Why I am not a libertarian
</a> I have been reading the poor reviews of Atlas Shrugged. I feel almost disappointed that it is by collective consensus a steaming turd. I would welcome a thoughtful movie about an interesting thought experiment, and I think the country could use a rare substantive debate about the size and role of government.
I like the libertarian ideal of as much economic and personal freedom as possible, consistent with the equal liberty of others.
Nevertheless, people who believe in Libertarianism or Objectivism as a practical political ideology are a bit wacko.
Communists made the unfortunate claim that the individual doesn’t matter, everything is the collective. Individual property is illegitimate, every speech or action is good or bad depending on its impact on the collective. It was a terrible, harmful corruption of an ideal of equality to say individuals don’t matter, only the group matters.
Libertarians make the opposite claim, that individual rights and liberty are all that matters. This reaction to a profound error leads to another profound error.
There’s a part of The Fountainhead where the talented architect Roark makes a deal that he’ll design housing for the masses, if it will be built exactly as he designs it. The guy he makes the deal with can’t deliver the goods, and through the political process lots of changes get made. Roark blows up the building, and in his trial says that he had the complete right to dynamite it because it would not have existed without him and it had already been destroyed by the additions made by losers, and he’s acquitted.
What about the investors who paid for the building? What about the other professionals who worked on the building, engineers and electricians and engineers? It couldn’t have been built without them, did they have an equal claim to destroy it? Isn’t it distinctly possible that Roark’s great design was an evolution of other great masters he learned from? Perhaps they might have marveled at his brilliance, but might some of them have also felt a desire to blow it up as a bastardization of their own work? What about the people who paid for the building and might have been sheltered happily in it? Was Roark trampling on their right to realize themselves by destroying the group’s creation?

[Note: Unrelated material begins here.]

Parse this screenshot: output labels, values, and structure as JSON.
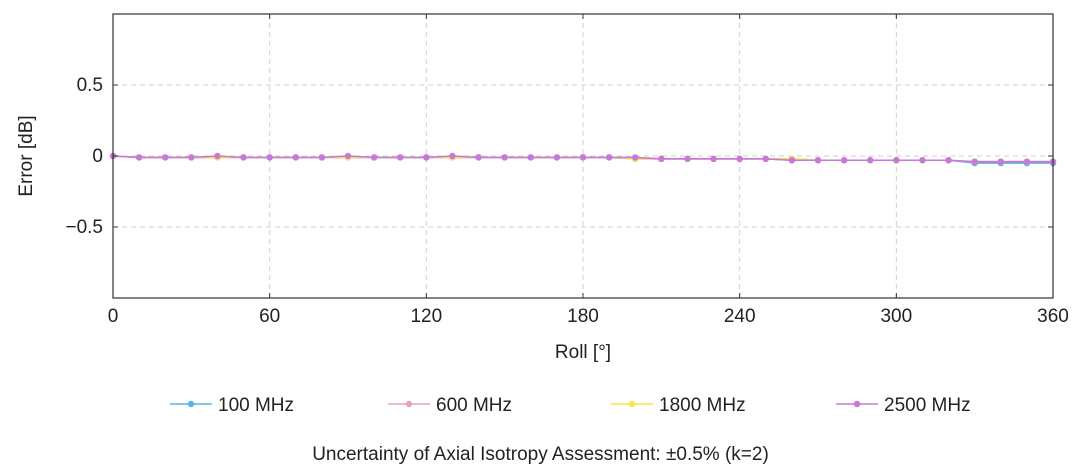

Communism failed because we humans like to own stuff, express ourselves creatively and realize ourselves as individuals. Libertarianism is equally misguided, because we do almost everything worth doing as groups, and group identity (and the politics that go with it) are genetically hardwired into us. Anybody who’s been to a stadium knows we’re tribal. The fashion industry and organized religion have viable business models based on our desire, not just to distinguish ourselves individually, but express our affiliations and seek meaning in our lives as part of a larger group.
These are complementary aspects of ourselves. We’re individuals, and we’re interdependent. Any practical ‘ism’ has to balance these two.
Somebody said that conservatives want government to be like your father telling you how to behave, liberals want government to be like your mother clothing and feeding you and taking care of you, and libertarians are like children throwing a tantrum and running away from their mother and father so they can eat more ice cream.
Keynes said that every government action is a tradeoff between liberty, efficiency and fairness. I would say that if you think fairness or equality is all that matters, you’re a communist. If you think that all that matters is efficiency in the pursuit of economic growth (or any other goal like the supremacy of your race, or the word of your God as you perfectly know it), then you’re a fascist. And if you think liberty is all that matters, you’re a libertarian, and as misguided as the first two.
The maximum liberty consistent with the equal liberty of others: I’m with you up to there. When you start saying the group has no right to impose norms, values, duties and responsibilities on anyone and restrict their liberty, that all human behavior should be based on voluntary cooperation, and all taxation and regulation are illegitimate taking by force, you’re an extremist.
The idea that a modern society could function at a high level without a strong and sometimes intrusive state is wrong. There are laws against things we all agree are immoral, like violence and theft. There are also laws like traffic rules and property zoning, that solve coordination problems. Then there are government activities around public goods like roads, subways, defense, and I think public health (pollution, food safety, medical care) and education fall into those categories.
And then, if you create property rights around these, things, you end up with it somehow being OK for concentrated private power to do things that would be utterly immoral if an elected democratic government did them.
It is very true that there can be a fine line into paternalism, ignoring market incentives, overreaching beyond the area government can be effective, and favoring politically privileged groups. But to be against vaccination requirements, or airliner safety regulations and inspections, or collective action by common agreement against other threats is madness. To think unfettered freedom can solve all problems seems like magical thinking. It seems more likely to give rise to feudalism and mafia rule, as the strongest abuse their power, and people accept rules that entrench powerful interests as a substitute for chaos.
Fortunately, these guys have no chance of forming a successful movement. How could you organize collective action by people who don’t believe in collective action?